- Golden Globe Awards
Oral History: Anthony Hopkins on Creating Hannibal Lecter
For over 40 years the HFPA has recorded famous and celebrated actresses, actors and filmmakers. The world’s largest collection of its kind – over 10,000 items – is now in the Academy of Motion Pictures Arts & Sciences Margaret Herrick Library. In 2001, Golden Globe winner and future Cecil B. deMille recipient Anthony Hopkins (nominated once again this year for The Two Popes) revisited the character that had made him an international star – The Silence of the Lambs‘ cannibal psychiatrist Dr. Hannibal Lecter – for the first of Lambs‘ two sequels, director Ridley Scott‘s Hannibal. This is his take on building one of the screen’s most terrifying villains.“Hannibal Lecter is described as a psychopathic monster. My decision was to play the non-psychopathic side of him, to play him very quiet, very charming, not dripping blood. Let the audience do the work.
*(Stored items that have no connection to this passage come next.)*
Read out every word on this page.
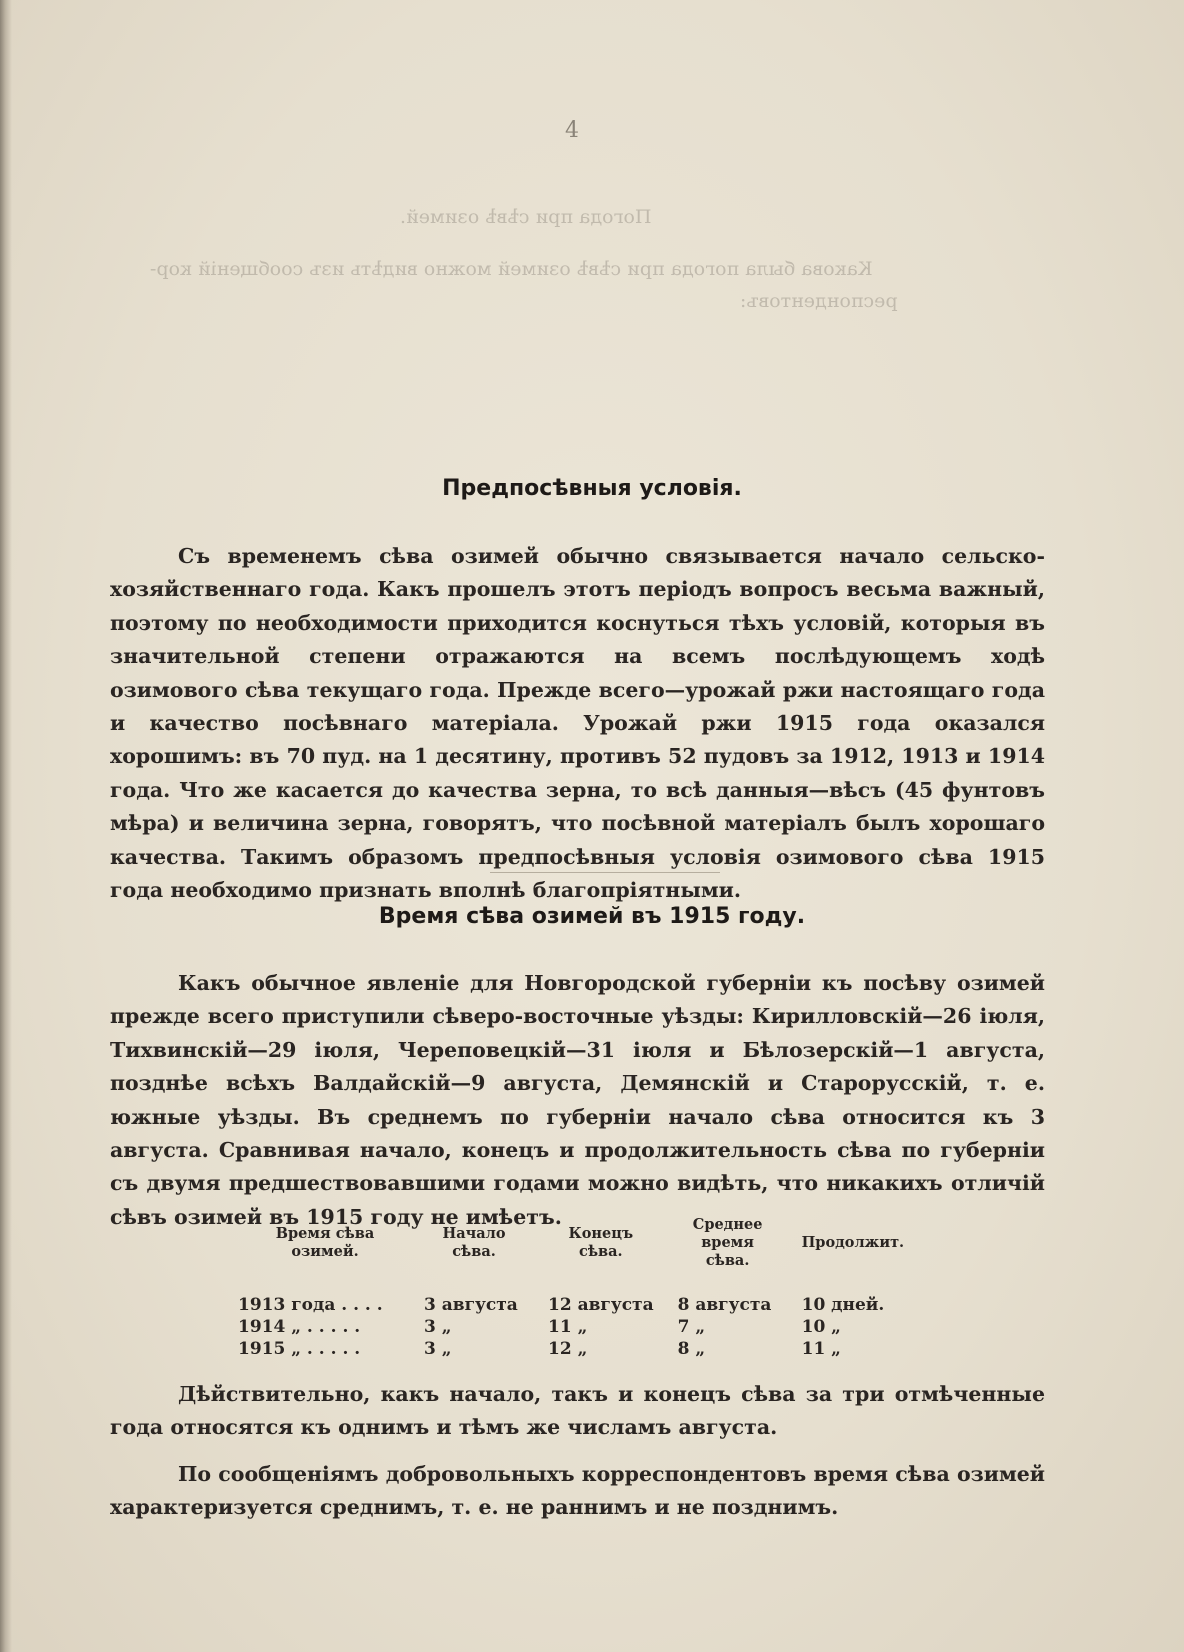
4
Погода при сѣвѣ озимей.
Какова была погода при сѣвѣ озимей можно видѣть изъ сообщеній кор-
респондентовъ:
Предпосѣвныя условія.
Съ временемъ сѣва озимей обычно связывается начало сельско-хозяйственнаго года. Какъ прошелъ этотъ періодъ вопросъ весьма важный, поэтому по необходимости приходится коснуться тѣхъ условій, которыя въ значительной степени отражаются на всемъ послѣдующемъ ходѣ озимового сѣва текущаго года. Прежде всего—урожай ржи настоящаго года и качество посѣвнаго матеріала. Урожай ржи 1915 года оказался хорошимъ: въ 70 пуд. на 1 десятину, противъ 52 пудовъ за 1912, 1913 и 1914 года. Что же касается до качества зерна, то всѣ данныя—вѣсъ (45 фунтовъ мѣра) и величина зерна, говорятъ, что посѣвной матеріалъ былъ хорошаго качества. Такимъ образомъ предпосѣвныя условія озимового сѣва 1915 года необходимо признать вполнѣ благопріятными.
Время сѣва озимей въ 1915 году.
Какъ обычное явленіе для Новгородской губерніи къ посѣву озимей прежде всего приступили сѣверо-восточные уѣзды: Кирилловскій—26 іюля, Тихвинскій—29 іюля, Череповецкій—31 іюля и Бѣлозерскій—1 августа, позднѣе всѣхъ Валдайскій—9 августа, Демянскій и Старорусскій, т. е. южные уѣзды. Въ среднемъ по губерніи начало сѣва относится къ 3 августа. Сравнивая начало, конецъ и продолжительность сѣва по губерніи съ двумя предшествовавшими годами можно видѣть, что никакихъ отличій сѣвъ озимей въ 1915 году не имѣетъ.
Время сѣва озимей.	Начало сѣва.	Конецъ сѣва.	Среднее время сѣва.	Продолжит.
1913 года . . . .	3 августа	12 августа	8 августа	10 дней.
1914 „ . . . . .	3 „	11 „	7 „	10 „
1915 „ . . . . .	3 „	12 „	8 „	11 „
Дѣйствительно, какъ начало, такъ и конецъ сѣва за три отмѣченные года относятся къ однимъ и тѣмъ же числамъ августа.
По сообщеніямъ добровольныхъ корреспондентовъ время сѣва озимей характеризуется среднимъ, т. е. не раннимъ и не позднимъ.
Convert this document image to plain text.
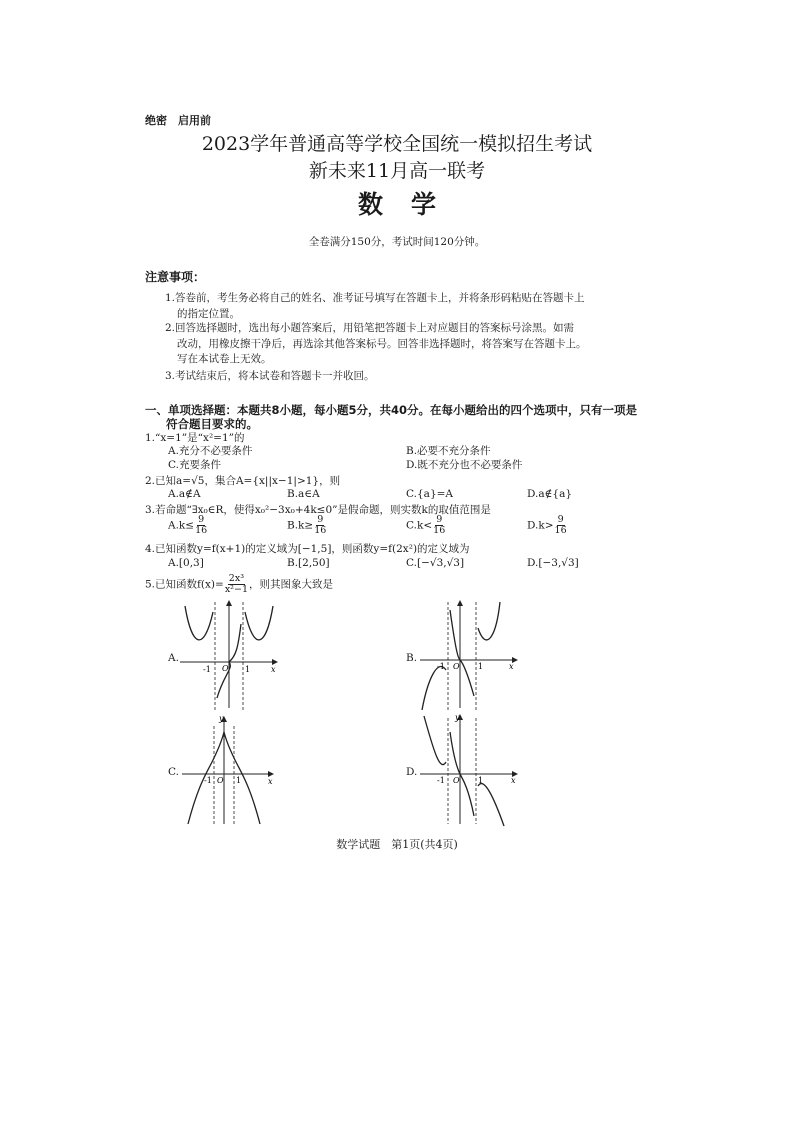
绝密　启用前
2023学年普通高等学校全国统一模拟招生考试
新未来11月高一联考
数学
全卷满分150分，考试时间120分钟。
注意事项：
1.答卷前，考生务必将自己的姓名、准考证号填写在答题卡上，并将条形码粘贴在答题卡上
的指定位置。
2.回答选择题时，选出每小题答案后，用铅笔把答题卡上对应题目的答案标号涂黑。如需
改动，用橡皮擦干净后，再选涂其他答案标号。回答非选择题时，将答案写在答题卡上。
写在本试卷上无效。
3.考试结束后，将本试卷和答题卡一并收回。
一、单项选择题：本题共8小题，每小题5分，共40分。在每小题给出的四个选项中，只有一项是
符合题目要求的。
1.“x=1”是“x²=1”的
A.充分不必要条件	B.必要不充分条件
C.充要条件	D.既不充分也不必要条件
2.已知a=√5，集合A={x||x−1|>1}，则
A.a∉A	B.a∈A	C.{a}=A	D.a∉{a}
3.若命题“∃x₀∈R，使得x₀²−3x₀+4k≤0”是假命题，则实数k的取值范围是
$A.k\le \frac{9}{16}$	$B.k\ge \frac{9}{16}$	$C.k< \frac{9}{16}$	$D.k> \frac{9}{16}$
4.已知函数y=f(x+1)的定义域为[−1,5]，则函数y=f(2x²)的定义域为
A.[0,3]	B.[2,50]	C.[−√3,√3]	D.[−3,√3]
5.已知函数$f(x)= \frac{\text{2x³}}{\text{x²−1}}$ ，则其图象大致是
A.	B.
C.	D.
-1 O 1	x	-1 O 1	x
-1 O 1	x
y
-1 O 1	x
y
数学试题　第1页(共4页)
The audience knows he’s a psychopath because they’re told that he is. You know, you don’t have to act out everything that is described. As an actor, your job is to select and edit. You don’t have to play everything. The audience does the acting for you. Jonathan Demme asked me how I would like to be discovered because they spend 15 minutes talking about Hannibal before the audience sees me. ‘Do you want to be sitting in the corner or reading a book?’ I said, ‘No, I’d like to be standing right in the middle of the cell. That’s enough to give anyone fright.’ Jonathan said, ‘Okay, we’ll do it your way’. And that’s all that was required. I played King Lear once and the trick of the mad scenes is not to play them – not to play him mad. The lines that Shakespeare wrote for him are mad enough that you don’t have to act madness, just play it normally but the audience is listening to this madness coming out of the lines.What Hannibal does, what he says, speaks of madness, speaks of cruelty. What he does to those two guards is cruel and violent, terrifying and insane but you don’t have to act that out. That makes him more frightening. It’s the old maxim of less is more.”